Actually, no. If the site in question uses secure password storage schemes, i.e. salted slow hashes such as bcrypt or PBKDF2, what they need to do is store the derived hash of the password. In essence, it's the same as if you had instructed the server to change your password, except done on your behalf by the server.

The window for keeping that password in memory is therefore as long as it takes to generate it, send it in an email, hash it and store it.

Now, the real meat of the question is really is this a secure way to send somebody a password? The answer to that is not really, but the alternatives are:

The second option is likely prohibitive. The latter is not good password storage. The first option is "as bad" in the sense that all you need to hijack the account is access to that email.

I think, combined with a time-limited use window for this password reset, at present this is the best solution that is possible for general use websites that don't have the infrastructure to support other methods of password reset.

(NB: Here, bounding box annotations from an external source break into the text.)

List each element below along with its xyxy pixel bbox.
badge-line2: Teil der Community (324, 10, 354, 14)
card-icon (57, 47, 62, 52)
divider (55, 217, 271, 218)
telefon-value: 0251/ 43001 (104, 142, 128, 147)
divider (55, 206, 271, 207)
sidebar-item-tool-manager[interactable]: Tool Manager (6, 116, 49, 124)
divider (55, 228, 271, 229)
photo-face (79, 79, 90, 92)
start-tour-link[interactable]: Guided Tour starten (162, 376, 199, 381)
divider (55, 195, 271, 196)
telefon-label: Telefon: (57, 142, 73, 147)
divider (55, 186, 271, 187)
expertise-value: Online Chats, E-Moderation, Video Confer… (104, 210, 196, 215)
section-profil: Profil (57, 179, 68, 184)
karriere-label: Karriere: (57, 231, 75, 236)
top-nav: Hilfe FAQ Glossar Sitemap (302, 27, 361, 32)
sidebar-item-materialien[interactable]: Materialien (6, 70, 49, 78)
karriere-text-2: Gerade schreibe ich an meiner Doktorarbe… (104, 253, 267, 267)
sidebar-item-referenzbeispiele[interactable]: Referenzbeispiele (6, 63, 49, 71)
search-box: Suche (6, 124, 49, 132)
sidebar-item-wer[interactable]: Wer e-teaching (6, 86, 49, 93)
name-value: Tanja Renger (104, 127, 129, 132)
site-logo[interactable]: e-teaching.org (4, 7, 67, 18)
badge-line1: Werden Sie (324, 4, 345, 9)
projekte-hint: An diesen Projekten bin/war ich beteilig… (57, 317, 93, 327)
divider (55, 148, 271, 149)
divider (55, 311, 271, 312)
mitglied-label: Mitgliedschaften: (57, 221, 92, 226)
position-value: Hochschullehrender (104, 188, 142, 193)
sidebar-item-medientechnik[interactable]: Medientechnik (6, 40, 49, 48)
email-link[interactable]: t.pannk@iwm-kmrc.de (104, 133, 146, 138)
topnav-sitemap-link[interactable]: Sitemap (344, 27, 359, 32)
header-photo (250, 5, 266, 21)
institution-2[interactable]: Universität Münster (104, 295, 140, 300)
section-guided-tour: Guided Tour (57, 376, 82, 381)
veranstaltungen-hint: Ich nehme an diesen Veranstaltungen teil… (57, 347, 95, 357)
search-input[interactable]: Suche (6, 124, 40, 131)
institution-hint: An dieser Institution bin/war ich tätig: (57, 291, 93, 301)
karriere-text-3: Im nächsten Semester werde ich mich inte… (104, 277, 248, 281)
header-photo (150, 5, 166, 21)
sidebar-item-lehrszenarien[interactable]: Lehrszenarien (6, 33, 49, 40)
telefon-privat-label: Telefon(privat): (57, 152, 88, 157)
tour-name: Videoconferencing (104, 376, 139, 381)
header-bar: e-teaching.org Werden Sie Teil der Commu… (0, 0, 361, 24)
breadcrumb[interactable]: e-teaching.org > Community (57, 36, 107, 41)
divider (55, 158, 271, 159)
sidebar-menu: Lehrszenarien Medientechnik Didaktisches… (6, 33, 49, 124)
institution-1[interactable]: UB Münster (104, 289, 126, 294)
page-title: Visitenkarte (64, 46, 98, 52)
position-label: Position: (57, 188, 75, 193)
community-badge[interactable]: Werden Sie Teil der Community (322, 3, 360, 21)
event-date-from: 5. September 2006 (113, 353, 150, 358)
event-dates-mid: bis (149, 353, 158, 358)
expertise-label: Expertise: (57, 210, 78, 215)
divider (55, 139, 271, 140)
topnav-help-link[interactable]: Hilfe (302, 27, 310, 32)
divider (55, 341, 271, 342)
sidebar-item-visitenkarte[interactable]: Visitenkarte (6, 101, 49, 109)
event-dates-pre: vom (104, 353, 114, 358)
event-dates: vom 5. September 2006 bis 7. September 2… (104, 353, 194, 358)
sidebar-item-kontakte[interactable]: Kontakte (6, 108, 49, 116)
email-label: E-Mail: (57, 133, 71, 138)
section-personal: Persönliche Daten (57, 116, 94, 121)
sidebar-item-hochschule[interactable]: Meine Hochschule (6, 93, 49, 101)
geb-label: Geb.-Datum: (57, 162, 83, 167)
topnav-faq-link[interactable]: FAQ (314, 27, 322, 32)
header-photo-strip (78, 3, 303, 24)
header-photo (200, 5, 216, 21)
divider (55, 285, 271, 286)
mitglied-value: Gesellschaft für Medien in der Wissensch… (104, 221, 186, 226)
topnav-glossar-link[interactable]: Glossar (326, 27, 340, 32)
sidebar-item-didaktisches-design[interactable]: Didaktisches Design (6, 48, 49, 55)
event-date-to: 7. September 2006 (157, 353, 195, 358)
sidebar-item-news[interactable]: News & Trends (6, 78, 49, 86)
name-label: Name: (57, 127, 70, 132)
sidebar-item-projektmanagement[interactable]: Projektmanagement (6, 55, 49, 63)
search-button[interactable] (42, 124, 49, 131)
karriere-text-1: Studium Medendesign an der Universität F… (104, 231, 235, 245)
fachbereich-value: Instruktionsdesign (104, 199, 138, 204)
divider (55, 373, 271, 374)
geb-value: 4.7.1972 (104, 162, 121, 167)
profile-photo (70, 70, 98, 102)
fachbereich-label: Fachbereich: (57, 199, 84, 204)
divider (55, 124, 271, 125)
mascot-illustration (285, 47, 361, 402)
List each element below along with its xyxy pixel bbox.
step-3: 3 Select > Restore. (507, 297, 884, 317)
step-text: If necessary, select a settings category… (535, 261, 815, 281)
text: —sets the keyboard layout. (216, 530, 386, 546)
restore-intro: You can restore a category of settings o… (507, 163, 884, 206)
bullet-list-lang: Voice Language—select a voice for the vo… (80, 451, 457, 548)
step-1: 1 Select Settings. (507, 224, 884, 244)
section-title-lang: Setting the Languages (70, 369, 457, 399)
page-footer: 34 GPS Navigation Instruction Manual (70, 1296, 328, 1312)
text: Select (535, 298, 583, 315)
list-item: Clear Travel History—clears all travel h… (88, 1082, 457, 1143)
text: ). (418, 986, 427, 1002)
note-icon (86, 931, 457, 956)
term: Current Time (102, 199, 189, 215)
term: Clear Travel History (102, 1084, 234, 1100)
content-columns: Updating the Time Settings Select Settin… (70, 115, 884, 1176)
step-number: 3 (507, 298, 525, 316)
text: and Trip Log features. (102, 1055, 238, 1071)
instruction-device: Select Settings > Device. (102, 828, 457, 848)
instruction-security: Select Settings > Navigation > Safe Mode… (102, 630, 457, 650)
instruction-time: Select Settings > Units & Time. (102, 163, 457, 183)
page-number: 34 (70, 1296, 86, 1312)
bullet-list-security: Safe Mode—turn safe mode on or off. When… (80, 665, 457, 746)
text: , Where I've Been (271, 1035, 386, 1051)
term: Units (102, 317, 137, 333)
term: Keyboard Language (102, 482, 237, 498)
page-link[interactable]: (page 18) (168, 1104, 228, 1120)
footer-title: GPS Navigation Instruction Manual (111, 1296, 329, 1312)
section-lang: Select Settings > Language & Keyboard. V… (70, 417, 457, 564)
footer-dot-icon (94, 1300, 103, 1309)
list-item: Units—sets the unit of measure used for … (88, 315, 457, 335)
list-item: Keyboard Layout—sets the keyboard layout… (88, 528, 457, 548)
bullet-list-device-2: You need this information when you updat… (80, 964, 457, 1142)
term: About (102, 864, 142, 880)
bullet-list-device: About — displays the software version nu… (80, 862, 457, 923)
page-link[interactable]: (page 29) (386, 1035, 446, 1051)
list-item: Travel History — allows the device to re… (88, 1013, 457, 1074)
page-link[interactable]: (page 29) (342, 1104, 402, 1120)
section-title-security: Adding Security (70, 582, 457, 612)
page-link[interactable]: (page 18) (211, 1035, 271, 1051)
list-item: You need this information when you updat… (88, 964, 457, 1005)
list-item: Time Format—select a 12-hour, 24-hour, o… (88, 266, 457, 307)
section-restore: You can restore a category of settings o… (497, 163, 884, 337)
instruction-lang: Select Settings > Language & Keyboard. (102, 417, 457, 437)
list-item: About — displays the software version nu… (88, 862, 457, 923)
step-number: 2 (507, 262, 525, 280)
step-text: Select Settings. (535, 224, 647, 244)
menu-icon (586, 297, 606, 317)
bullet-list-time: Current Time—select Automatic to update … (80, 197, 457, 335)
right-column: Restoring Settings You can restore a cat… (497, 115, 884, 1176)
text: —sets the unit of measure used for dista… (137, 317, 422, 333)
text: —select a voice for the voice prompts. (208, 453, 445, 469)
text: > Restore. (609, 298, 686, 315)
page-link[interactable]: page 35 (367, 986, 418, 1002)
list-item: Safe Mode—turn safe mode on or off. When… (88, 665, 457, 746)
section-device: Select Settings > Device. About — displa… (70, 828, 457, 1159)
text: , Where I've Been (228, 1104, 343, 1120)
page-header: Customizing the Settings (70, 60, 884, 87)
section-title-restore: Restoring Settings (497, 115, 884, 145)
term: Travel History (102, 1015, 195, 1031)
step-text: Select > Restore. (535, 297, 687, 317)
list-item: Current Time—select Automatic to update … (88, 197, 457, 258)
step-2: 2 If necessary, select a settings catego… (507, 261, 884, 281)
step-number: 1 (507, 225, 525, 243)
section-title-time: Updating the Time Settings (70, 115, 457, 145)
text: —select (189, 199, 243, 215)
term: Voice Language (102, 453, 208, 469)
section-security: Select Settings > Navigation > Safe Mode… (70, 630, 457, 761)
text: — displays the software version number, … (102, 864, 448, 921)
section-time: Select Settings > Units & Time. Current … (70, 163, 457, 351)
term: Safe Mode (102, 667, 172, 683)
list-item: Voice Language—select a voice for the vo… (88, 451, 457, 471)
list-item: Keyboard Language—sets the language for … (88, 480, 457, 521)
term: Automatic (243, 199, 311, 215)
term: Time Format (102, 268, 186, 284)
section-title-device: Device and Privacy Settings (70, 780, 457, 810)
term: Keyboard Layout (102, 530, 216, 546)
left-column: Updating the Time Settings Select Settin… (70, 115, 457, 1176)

All of this answer assumes getting a password reset email/link requires knowing something about the account other than just the email address. Secret questions are a whole other can of worms, so let's assume that getting the password reset link/email is at least more difficult than knowing the email address.


I do not think its a security risk, since if you are using a good email provider like Gmail, it will enforce (SSL/TLS) encryption on all its communication.

As long as the only one with access to the email account is you, and no one is looking over your shoulder while you read your emails, the security of passwords sent in email is equal to submitting your password in clear text over an HTTPS connection.

However, if the password is sent in clear text, you should change it as soon as possible, a password left in clear text in an email message could be a security risk later on.

  • I have never seen a provider that enforces TLS for SMTP communication, certainly not Gmail. Please do provide an example if you can. Plenty of them support TLS for mail submission and retrieval (IMAP and POP) however TLS is usually only used for the encryption, not authentication. Web mail providers often use TLS for the web interface, but SMTP is still nearly always clear text, even when STARTTLS is available. @TomLeek's answer mentions that, when done properly, these "passwords" are single use so changing of passwords must happen immediately after login.